GC content correlation with coverage.

Picard CollectGcBiasMetrics

java -jar picard.jar CollectGcBiasMetrics \
    I=input.bam \
    O=gc_bias_metrics.txt \
    CHART=gc_bias_chart.pdf \
    S=gc_summary.txt \
    R=reference.fa

deepTools computeGCBias

computeGCBias \
    -b input.bam \
    --effectiveGenomeSize 2913022398 \
    -g hg38.2bit \
    -o gc_bias.txt \
    --biasPlot gc_bias.pdf

Interpret GC Bias

| Issue | Symptom | |-------|---------| | Under-representation | Low GC coverage drops | | Over-representation | High GC coverage elevated | | PCR bias | Strong correlation |

Strand Balance

A balanced 0.48-0.52 forward/reverse ratio applies to WGS / WES / generic DNA-seq on autosomes. Expected to deviate for: stranded RNA-seq (deliberately strand-asymmetric -- verify with RSeQC infer_experiment.py), bisulfite (CT vs GA), small-RNA / strand-specific RNA-seq, and chrY/chrM regions. Per-chromosome strand imbalance >5% on autosomes is a field-convention rule of thumb (no single primary citation) — it picks up aligner artifacts; on chrX/chrY it suggests sex-mismatch.

Calculate Strand Ratio

forward=$(samtools view -c -F 16 input.bam)
reverse=$(samtools view -c -f 16 input.bam)
echo "Forward: $forward"
echo "Reverse: $reverse"
ratio=$(echo "scale=4; $forward / $reverse" | bc)
echo "F/R ratio: $ratio"

Check Strand Bias per Chromosome

for chr in chr1 chr2 chr3; do
    fwd=$(samtools view -c -F 16 input.bam $chr)
    rev=$(samtools view -c -f 16 input.bam $chr)
    echo "$chr: F=$fwd R=$rev ratio=$(echo "scale=2; $fwd/$rev" | bc)"
done

Mapping Quality Distribution

Extract MAPQ Distribution

samtools view input.bam | cut -f5 | sort -n | uniq -c | sort -k2 -n

Calculate Mean MAPQ

samtools view input.bam | awk '{sum+=$5; count++} END {print "Mean MAPQ:", sum/count}'

MAPQ Distribution Is Bimodal and Aligner-Specific

Mean MAPQ is misleading; distributions are bimodal (0 and aligner-max).
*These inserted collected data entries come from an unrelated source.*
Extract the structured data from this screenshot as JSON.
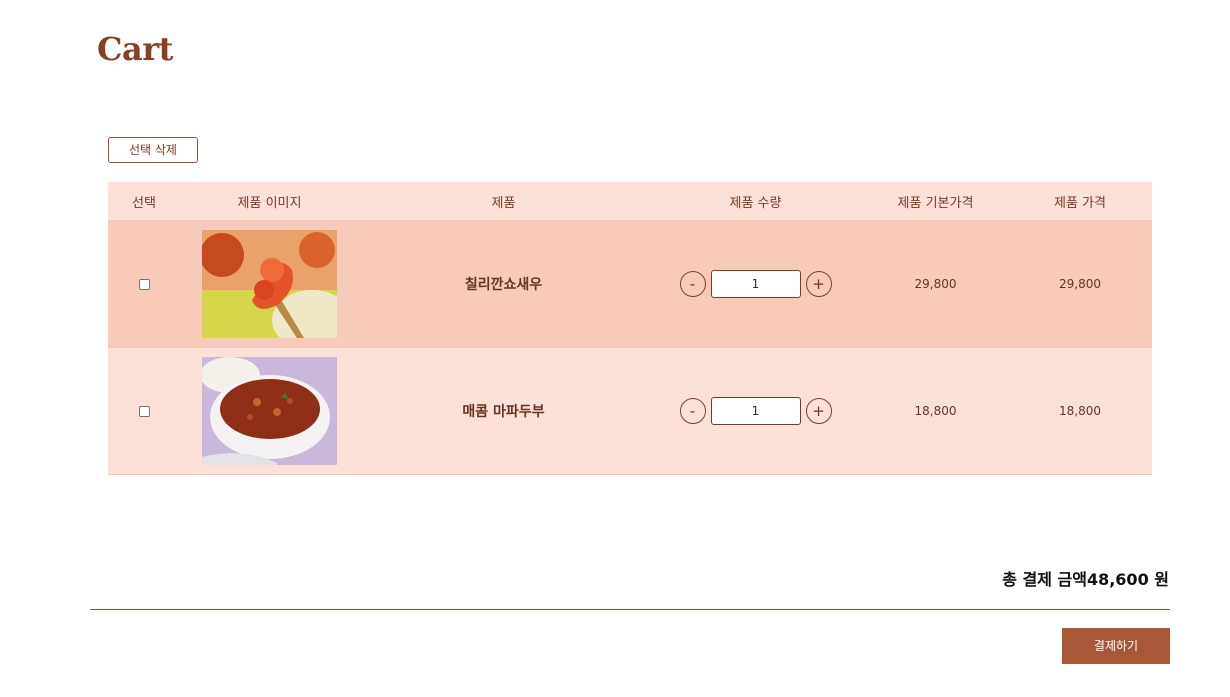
{
  "page": {
    "title": "Cart",
    "delete_selected_label": "선택 삭제"
  },
  "table": {
    "headers": {
      "select": "선택",
      "image": "제품 이미지",
      "product": "제품",
      "quantity": "제품 수량",
      "base_price": "제품 기본가격",
      "price": "제품 가격"
    },
    "rows": [
      {
        "checked": false,
        "image_icon": "chili-shrimp-photo",
        "name": "칠리깐쇼새우",
        "minus": "-",
        "quantity": "1",
        "plus": "+",
        "base_price": "29,800",
        "price": "29,800"
      },
      {
        "checked": false,
        "image_icon": "mapo-tofu-photo",
        "name": "매콤 마파두부",
        "minus": "-",
        "quantity": "1",
        "plus": "+",
        "base_price": "18,800",
        "price": "18,800"
      }
    ]
  },
  "summary": {
    "total_text": "총 결제 금액48,600 원"
  },
  "checkout_label": "결제하기",
  "colors": {
    "accent": "#a95837",
    "header_bg": "#fbe1d7",
    "row_highlight": "#f7cab9",
    "title": "#8b3f22"
  }
}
For aligner-specific scales and "unique mapping" sentinels, see sam-bam-basics. The fraction of primary mapped reads at MAPQ >= 30 is a more informative summary than the mean.

Chromosome Coverage Balance

Calculate Per-Chromosome Coverage

samtools idxstats input.bam | awk '{print $1, $3/$2}' | head -25

Check for Aneuploidy / Sex Chromosome Imbalance

Median-normalized per-autosome coverage (1.0 = expected diploid; 0.5 = monosomy/sex; 1.5 = trisomy):

samtools idxstats in.bam | awk '$2>0 && $1!~/^chr[XYM]|^GL|^KI|^chrUn|^chrEBV/ {
    cov[$1] = $3 / $2
}
END {
    n = asort(cov, sorted)
    med = sorted[int(n/2)+1]
    for (c in cov) printf "%s\t%.3f\n", c, cov[c]/med
}'

For full ancestry / contamination / relatedness checking, use verifybamid2, somalier, or peddy -- they account for population AFs, not just per-contig depth.

Mismatch Rate

Picard CollectAlignmentSummaryMetrics

java -jar picard.jar CollectAlignmentSummaryMetrics \
    I=input.bam \
    R=reference.fa \
    O=alignment_summary.txt

Key Metrics

| Metric | Description | Good Value | |--------|-------------|------------| | PCT_PF_READS_ALIGNED | Mapped % | > 95% | | PF_MISMATCH_RATE | Mismatches | < 1% | | PF_INDEL_RATE | Indels | < 0.1% | | STRAND_BALANCE | Strand ratio | ~0.5 |

Comprehensive Validation Script

Goal: Run all key alignment QC checks in a single pass and generate a summary report.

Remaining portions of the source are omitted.